"The remedy had a good effect. The attacks became less frequent and long; and during the three days I remained in the neighborhood of the Malocca the old Tuchão came every day to thank me; pressed my hands with affection, and brought me each time different small presents—fruits, birds, or spoils taken heretofore from an enemy.
"From Santa Ana, where I crossed the river, I determined to enter the forests, and not to descend by the cataracts. Six Indians went back with the boat to Itaituba; the three others remained to accompany me to the Mahués Indians, whom no European traveller had visited, and whom I much desired to know.
"The Indian hunter, to whom I gave one of my guns, carried my hammock and walked in front. I followed him, loaded with a gun and a sack, (which contained ammunition,) my compass, paper, pencils, and some pieces of guaraná. The other two Indians walked behind carrying a little manioc flour, travelling necessaries, and a small press to dry the rare plants that I might collect on my journey.
"We followed a narrow pathway, sometimes across forests, uneven, and muddy, broken by small pebbly rivulets, the water of which is occasionally very cold; sometimes climbing steep mountains, through running vines and thorny palm-trees. I was covered with a cold and heavy sweat, which forced me to throw off my garment, preferring to endure the stings of myriads of insects to the touch of a garment that perspiration and the humidity of the forest had chilled.
"Towards five o'clock we stopped near a rivulet; for in these forests it soon becomes night. The Indians made a fire and roasted the birds and monkeys that the hunter had killed. I selected a parrot for supper.

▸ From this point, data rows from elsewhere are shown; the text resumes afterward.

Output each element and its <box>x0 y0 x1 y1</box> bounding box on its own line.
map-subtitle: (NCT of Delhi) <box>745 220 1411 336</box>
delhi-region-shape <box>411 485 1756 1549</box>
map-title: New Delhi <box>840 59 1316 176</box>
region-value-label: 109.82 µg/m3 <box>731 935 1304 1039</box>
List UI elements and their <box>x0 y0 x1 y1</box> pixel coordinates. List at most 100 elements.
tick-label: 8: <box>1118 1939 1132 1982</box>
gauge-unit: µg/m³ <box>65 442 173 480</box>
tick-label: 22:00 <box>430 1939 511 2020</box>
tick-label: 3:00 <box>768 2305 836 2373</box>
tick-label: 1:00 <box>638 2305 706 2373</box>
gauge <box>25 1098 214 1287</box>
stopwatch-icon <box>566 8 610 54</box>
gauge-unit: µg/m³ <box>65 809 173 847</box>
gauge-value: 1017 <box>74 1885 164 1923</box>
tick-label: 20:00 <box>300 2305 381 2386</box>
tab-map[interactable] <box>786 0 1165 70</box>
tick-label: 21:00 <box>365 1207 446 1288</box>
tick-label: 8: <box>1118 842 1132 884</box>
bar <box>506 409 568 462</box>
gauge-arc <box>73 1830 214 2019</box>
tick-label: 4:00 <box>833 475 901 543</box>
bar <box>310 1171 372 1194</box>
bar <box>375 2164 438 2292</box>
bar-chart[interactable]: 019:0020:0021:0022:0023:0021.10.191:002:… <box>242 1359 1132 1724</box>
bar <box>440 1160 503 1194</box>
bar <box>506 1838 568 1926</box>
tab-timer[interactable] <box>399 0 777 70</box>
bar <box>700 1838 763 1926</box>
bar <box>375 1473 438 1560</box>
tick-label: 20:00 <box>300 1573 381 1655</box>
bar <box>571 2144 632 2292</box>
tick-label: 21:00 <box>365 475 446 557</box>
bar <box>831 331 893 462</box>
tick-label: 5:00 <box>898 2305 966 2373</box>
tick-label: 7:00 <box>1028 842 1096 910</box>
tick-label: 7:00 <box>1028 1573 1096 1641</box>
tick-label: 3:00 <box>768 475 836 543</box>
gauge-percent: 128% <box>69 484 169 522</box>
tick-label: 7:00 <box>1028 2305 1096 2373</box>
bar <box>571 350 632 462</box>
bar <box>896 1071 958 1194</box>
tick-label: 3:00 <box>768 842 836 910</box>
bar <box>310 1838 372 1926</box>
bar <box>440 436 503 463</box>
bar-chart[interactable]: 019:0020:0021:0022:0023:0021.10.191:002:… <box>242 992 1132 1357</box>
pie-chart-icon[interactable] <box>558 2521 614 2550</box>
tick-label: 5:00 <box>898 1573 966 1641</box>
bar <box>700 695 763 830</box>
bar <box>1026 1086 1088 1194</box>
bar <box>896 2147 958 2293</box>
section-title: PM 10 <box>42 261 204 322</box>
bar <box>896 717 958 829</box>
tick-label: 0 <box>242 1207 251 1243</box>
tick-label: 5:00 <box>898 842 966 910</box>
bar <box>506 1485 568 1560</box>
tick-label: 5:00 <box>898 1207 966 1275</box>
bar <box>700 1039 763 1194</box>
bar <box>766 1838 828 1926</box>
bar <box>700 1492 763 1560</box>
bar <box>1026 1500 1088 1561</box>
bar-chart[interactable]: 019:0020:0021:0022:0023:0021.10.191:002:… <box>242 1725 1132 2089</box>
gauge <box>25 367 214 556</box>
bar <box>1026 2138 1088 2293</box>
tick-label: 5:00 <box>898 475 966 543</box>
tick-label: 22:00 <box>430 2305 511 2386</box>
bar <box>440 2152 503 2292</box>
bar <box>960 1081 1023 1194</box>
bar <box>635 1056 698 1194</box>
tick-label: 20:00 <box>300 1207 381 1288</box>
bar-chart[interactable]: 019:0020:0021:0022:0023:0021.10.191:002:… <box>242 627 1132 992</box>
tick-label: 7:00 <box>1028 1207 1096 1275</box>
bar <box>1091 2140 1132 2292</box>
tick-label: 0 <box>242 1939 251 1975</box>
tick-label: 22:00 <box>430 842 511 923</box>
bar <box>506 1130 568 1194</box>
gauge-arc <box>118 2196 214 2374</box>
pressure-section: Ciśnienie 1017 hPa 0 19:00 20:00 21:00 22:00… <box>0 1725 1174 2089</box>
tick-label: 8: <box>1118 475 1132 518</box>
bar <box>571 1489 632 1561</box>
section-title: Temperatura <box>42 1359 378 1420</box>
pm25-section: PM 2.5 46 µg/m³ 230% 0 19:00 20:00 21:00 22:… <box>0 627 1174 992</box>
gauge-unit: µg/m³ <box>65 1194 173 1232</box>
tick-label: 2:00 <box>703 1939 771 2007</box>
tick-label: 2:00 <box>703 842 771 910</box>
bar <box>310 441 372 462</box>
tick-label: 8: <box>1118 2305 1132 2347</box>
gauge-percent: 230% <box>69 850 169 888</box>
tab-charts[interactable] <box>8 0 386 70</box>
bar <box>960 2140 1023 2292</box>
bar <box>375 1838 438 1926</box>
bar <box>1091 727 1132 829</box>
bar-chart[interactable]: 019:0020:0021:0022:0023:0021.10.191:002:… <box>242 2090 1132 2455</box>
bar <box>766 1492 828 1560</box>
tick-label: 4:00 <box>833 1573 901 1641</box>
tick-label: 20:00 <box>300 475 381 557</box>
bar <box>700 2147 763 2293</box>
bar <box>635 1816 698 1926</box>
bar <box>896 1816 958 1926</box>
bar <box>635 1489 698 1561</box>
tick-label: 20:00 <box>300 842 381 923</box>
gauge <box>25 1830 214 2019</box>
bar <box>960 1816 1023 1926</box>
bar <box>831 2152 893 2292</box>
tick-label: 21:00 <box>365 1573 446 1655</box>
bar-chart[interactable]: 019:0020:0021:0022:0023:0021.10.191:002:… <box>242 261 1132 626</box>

"The following day we arrived, about nightfall, at the Indian village of Mandu-assu.
"The Mahués Indians do not tattoo the body as the Mundrucus, or, if they do, it is only with the juice of vegetables, which disappears after four or five days.
"Formerly, when they were enemies of the white man, they were conquered and subdued by the Mundrucus. At present they live in peace with their neighbors, and willingly negotiate with the whites.
"The men are well formed, robust, and active; the women are generally pretty. Less warlike than the Mundrucus, they yield willingly to civilization; they surround their neat cabins with plantations of banana trees, coffee, or guaraná.
"The precious and medicinal guaraná plant, which the Brazilians of the central provinces of Goyaz and Matto Grosso purchase with its weight in gold, to use against the putrid fevers which rage at certain periods of the year, is owed to the Mahués Indians. They alone know how to prepare it, and entirely monopolize it.